Kukira begitu juga dengan Sensei. Selama belajar Bahasa Jepang, beliau tak berbeda dengan guru lainnya. Namun ketika Sensei menyapaku di depan ruang Wakil Kepala Sekolah kala itu, ada satu hal yang terbesit di kepala menyoal apakah perkiraanku selama ini salah? Bertemu dua kali dalam satu pekan selama tiga tahun, apa iya Sensei tak tahu namaku? Mungkin ingat wajah sih atau dilabeli sebagai anak Bahasa tanpa nama? 

Kenapa baru sekarang Sensei menyebut namaku? Padahal sudah tak banyak kesempatan yang kumiliki di sini? Jika Sensei saja sudah mengucapkan selamat, itu artinya  aku harus pergi, meninggalkan dan menautkan masa putih abu-abuku, lalu merambah ke antah-berantah. 

Akan tetapi mengapa harus saat itu?  Bukankah selama ini banyak kesempatan? Tapi kenapa disaat-saat seperti itu? Mengapa? 

Jika ditelisik lagi, sepertinya aku memang berhak diperlakukan demian. Toh, aku memang jarang bertukar pikiran, apalagi hanya sebatas basa-basi. 

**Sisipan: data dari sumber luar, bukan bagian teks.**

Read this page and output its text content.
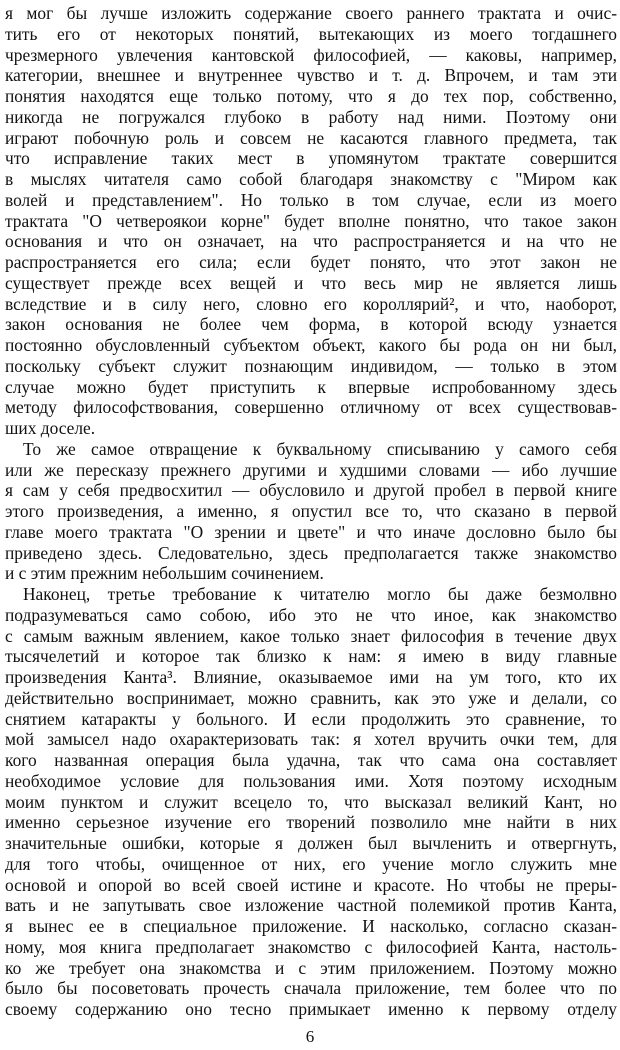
я мог бы лучше изложить содержание своего раннего трактата и очис-
тить его от некоторых понятий, вытекающих из моего тогдашнего
чрезмерного увлечения кантовской философией, — каковы, например,
категории, внешнее и внутреннее чувство и т. д. Впрочем, и там эти
понятия находятся еще только потому, что я до тех пор, собственно,
никогда не погружался глубоко в работу над ними. Поэтому они
играют побочную роль и совсем не касаются главного предмета, так
что исправление таких мест в упомянутом трактате совершится
в мыслях читателя само собой благодаря знакомству с "Миром как
волей и представлением". Но только в том случае, если из моего
трактата "О четвероякои корне" будет вполне понятно, что такое закон
основания и что он означает, на что распространяется и на что не
распространяется его сила; если будет понято, что этот закон не
существует прежде всех вещей и что весь мир не является лишь
вследствие и в силу него, словно его короллярий², и что, наоборот,
закон основания не более чем форма, в которой всюду узнается
постоянно обусловленный субъектом объект, какого бы рода он ни был,
поскольку субъект служит познающим индивидом, — только в этом
случае можно будет приступить к впервые испробованному здесь
методу философствования, совершенно отличному от всех существовав-
ших доселе.

То же самое отвращение к буквальному списыванию у самого себя
или же пересказу прежнего другими и худшими словами — ибо лучшие
я сам у себя предвосхитил — обусловило и другой пробел в первой книге
этого произведения, а именно, я опустил все то, что сказано в первой
главе моего трактата "О зрении и цвете" и что иначе дословно было бы
приведено здесь. Следовательно, здесь предполагается также знакомство
и с этим прежним небольшим сочинением.

Наконец, третье требование к читателю могло бы даже безмолвно
подразумеваться само собою, ибо это не что иное, как знакомство
с самым важным явлением, какое только знает философия в течение двух
тысячелетий и которое так близко к нам: я имею в виду главные
произведения Канта³. Влияние, оказываемое ими на ум того, кто их
действительно воспринимает, можно сравнить, как это уже и делали, со
снятием катаракты у больного. И если продолжить это сравнение, то
мой замысел надо охарактеризовать так: я хотел вручить очки тем, для
кого названная операция была удачна, так что сама она составляет
необходимое условие для пользования ими. Хотя поэтому исходным
моим пунктом и служит всецело то, что высказал великий Кант, но
именно серьезное изучение его творений позволило мне найти в них
значительные ошибки, которые я должен был вычленить и отвергнуть,
для того чтобы, очищенное от них, его учение могло служить мне
основой и опорой во всей своей истине и красоте. Но чтобы не преры-
вать и не запутывать свое изложение частной полемикой против Канта,
я вынес ее в специальное приложение. И насколько, согласно сказан-
ному, моя книга предполагает знакомство с философией Канта, настоль-
ко же требует она знакомства и с этим приложением. Поэтому можно
было бы посоветовать прочесть сначала приложение, тем более что по
своему содержанию оно тесно примыкает именно к первому отделу

6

Lantas, apakah aku tengah menyesali pemikiran dangkal tentang Sensei dan semuanya? 

Aku memang tidak tahu arti sebuah pertemuan. Namun dari pertemuan ada satu bahagia yang tidak bisa dijelaskan melalui indra manusia. Satu bahagia yang merupakan pemaknaan dan  kesempatan. Pemaknaanmu saat menyapa dan kesempatan untuk mengenalmu selama tiga tahun di sini. 

Terima kasih Sensei, dalam satu bahagia itu. Aku tak perlu lagi berdalih tentang siapa dirimu. Hanya satu yang kutahu; berpisah denganmu bukan lagi tentang kesedihan. Meski aku belum bisa memperlakukanmu dengan selayaknya. Kau orang baik, begitu mereka berkata. Jadi aku tak perlu khawatir, sebab kau memang orang baik; begitu pula dalam ingatanku.